= Le Mobile =

Mobile recording studio

Le Mobile is a remote recording truck, a rolling recording studio based in Carlsbad, California since 1984. Owned and operated by Guy Charbonneau, it has been established since 1973 and has its origins in Montreal, Quebec, Canada. In Cleveland, Ohio, Charbonneau recorded the soundtrack for One Trick Pony with Paul Simon in 1980, which was his first of many projects in the United States. Le Mobile has won numerous awards in the recording industry including an Emmy at the 52nd Annual Creative Arts Emmy Awards for Guy Charbonneau.
Over the years, Charbonneau has recorded a wide variety of musical artists. Some of the major solo artists recorded by Le Mobile include: Gwen Stefani, Faith Hill, Eric Clapton, Christina Aguilera, Peter Gabriel, Andrea Bocelli, Kenny Chesney, Roger Waters, Sting, Herbie Hancock, Joe Jackson and Van Morrison. Throughout the long course of this mobile recording facility's colorful history, Le Mobile has been involved in the original audio tracking, mixing, and post production of a wide variety of projects in both the music and television industries. Le Mobile has recorded for vinyl album, CD, and DVD 5.1 surround for projects such as internet or television music specials, motion picture and theatrical music scoring and soundtracks, as well as live concert performances such as the annual Coachella Valley Music and Arts Festival.

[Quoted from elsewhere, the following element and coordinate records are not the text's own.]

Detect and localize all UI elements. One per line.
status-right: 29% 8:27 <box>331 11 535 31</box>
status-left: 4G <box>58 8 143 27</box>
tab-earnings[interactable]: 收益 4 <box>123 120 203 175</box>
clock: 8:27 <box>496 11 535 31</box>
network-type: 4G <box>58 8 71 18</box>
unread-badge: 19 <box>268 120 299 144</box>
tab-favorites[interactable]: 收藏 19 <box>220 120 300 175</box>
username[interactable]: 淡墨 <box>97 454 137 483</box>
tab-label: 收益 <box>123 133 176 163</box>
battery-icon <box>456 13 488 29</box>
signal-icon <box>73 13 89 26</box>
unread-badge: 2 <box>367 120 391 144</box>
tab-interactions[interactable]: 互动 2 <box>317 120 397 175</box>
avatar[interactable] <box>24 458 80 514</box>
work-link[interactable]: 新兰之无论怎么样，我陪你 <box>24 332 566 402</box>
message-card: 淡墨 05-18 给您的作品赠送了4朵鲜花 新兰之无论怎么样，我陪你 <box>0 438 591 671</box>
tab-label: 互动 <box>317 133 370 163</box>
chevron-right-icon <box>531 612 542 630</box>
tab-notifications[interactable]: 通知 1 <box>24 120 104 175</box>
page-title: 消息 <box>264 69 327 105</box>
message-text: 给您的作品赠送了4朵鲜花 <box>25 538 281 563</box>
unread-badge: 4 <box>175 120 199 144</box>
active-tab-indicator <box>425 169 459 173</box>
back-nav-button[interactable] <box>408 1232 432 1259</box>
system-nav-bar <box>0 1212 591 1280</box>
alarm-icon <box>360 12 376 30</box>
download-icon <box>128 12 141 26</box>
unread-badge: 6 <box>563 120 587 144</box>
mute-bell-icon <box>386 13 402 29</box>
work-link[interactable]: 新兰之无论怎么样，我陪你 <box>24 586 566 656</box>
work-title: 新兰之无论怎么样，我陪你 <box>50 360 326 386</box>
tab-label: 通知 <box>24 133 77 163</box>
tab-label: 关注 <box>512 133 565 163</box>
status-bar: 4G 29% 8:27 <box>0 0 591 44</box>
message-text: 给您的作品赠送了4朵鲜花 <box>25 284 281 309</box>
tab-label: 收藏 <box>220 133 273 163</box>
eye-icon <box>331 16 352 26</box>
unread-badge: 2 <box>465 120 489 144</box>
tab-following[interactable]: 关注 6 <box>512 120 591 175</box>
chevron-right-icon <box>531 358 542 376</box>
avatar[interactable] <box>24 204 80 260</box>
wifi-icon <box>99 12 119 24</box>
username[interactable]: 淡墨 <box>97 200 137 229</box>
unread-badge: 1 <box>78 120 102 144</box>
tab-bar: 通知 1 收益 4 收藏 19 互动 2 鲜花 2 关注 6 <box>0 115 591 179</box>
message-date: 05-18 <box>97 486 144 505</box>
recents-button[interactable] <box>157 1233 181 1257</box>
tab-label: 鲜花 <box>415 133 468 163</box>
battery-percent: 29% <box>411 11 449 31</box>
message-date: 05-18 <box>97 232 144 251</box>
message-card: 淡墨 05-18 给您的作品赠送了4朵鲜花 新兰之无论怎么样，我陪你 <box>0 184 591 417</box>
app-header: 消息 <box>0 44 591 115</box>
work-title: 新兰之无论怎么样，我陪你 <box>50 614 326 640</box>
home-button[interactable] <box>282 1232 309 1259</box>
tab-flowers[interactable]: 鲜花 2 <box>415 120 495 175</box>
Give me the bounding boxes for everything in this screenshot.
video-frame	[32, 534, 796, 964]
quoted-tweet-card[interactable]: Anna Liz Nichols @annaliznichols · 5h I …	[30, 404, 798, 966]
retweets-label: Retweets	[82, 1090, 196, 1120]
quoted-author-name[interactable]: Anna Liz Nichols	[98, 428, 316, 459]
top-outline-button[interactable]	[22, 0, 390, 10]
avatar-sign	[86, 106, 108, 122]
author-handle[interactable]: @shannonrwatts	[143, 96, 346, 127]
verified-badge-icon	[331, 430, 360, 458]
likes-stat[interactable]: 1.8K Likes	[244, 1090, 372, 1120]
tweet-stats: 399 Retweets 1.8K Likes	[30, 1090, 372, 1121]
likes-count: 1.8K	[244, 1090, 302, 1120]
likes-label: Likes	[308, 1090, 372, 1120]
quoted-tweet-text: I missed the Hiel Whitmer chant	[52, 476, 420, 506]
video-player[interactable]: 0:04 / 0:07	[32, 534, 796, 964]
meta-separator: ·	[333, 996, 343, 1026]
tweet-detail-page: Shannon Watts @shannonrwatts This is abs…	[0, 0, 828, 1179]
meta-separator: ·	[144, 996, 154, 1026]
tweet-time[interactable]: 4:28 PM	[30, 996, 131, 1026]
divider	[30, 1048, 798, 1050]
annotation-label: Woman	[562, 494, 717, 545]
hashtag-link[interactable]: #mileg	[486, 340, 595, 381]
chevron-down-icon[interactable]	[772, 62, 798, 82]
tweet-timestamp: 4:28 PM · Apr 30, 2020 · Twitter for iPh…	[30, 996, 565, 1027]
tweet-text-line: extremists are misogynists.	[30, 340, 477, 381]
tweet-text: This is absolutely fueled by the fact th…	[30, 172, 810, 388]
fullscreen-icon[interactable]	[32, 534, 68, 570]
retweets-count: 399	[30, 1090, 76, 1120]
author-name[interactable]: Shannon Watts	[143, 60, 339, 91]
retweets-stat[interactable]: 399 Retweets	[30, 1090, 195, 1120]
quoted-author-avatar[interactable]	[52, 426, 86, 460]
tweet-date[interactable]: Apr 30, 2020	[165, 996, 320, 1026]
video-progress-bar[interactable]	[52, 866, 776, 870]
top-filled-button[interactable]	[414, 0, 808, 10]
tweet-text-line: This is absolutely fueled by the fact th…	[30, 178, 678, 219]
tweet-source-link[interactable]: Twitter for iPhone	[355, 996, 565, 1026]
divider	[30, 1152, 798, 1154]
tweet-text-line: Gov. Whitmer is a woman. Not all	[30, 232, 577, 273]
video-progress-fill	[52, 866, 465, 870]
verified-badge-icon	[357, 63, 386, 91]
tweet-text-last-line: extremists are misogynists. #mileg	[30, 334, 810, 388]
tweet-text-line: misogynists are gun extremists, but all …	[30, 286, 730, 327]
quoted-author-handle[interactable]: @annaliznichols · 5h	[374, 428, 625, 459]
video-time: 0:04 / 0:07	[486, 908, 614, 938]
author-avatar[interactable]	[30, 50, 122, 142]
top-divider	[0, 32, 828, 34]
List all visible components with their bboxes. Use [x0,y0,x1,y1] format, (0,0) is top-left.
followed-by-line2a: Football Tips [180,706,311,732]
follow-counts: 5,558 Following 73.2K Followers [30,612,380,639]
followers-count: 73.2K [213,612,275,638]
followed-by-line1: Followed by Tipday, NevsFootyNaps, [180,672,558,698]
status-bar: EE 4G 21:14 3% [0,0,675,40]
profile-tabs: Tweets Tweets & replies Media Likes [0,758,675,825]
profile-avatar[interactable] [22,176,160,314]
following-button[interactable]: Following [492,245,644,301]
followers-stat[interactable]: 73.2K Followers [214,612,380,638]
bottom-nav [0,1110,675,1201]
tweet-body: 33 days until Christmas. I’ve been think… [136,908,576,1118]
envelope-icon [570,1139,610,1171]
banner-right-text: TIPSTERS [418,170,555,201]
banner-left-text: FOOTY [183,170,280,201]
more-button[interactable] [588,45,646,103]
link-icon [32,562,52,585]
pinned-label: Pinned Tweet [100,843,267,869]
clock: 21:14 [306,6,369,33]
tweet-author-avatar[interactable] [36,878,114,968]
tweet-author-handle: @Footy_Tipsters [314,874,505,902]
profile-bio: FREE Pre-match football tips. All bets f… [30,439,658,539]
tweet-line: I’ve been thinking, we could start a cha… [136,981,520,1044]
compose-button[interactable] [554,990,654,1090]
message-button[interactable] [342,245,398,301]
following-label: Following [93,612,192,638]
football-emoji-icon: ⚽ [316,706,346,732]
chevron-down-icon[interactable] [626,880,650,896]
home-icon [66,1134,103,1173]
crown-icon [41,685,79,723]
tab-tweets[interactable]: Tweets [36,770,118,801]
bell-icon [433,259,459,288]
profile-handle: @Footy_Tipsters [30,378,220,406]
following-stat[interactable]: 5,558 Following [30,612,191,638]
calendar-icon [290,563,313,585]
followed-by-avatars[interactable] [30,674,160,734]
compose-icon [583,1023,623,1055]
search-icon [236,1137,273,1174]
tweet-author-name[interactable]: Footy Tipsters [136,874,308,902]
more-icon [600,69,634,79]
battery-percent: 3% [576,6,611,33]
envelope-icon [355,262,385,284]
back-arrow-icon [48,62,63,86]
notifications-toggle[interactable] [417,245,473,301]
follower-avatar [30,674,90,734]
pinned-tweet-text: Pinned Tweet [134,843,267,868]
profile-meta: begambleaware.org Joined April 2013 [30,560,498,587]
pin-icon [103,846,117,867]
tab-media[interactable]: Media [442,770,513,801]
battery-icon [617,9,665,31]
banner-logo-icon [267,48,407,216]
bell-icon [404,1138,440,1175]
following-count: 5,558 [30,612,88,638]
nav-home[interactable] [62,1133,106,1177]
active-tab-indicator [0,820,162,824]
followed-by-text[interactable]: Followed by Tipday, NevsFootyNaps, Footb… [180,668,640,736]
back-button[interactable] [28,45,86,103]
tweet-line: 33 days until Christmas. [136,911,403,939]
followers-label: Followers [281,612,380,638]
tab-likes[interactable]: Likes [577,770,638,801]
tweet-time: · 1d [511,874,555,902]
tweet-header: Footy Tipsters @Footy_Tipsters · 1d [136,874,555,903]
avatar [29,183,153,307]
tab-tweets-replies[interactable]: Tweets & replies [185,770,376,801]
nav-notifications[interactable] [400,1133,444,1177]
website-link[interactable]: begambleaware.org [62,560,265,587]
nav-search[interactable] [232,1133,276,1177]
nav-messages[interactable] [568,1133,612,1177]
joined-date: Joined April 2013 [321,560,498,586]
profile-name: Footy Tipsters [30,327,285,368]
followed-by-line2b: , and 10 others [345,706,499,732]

Among the studio equipment used is a Neve 8058 vintage analog mixing console and 7.4 Pro Tools HD3 Software with Apogee converters.

Other gear that Le Mobile uses are Millennia microphone pre-amplifiers, as well as fully custom C Gray equalizers. Le Mobile also owns and operates the first two Studer A800 24-track analog recording machines ever sold in the U.S. These machines were recently used in Vancouver, BC and Calgary, AB to record music for the Roger Waters The Dark Side of the Moon Live DVD release.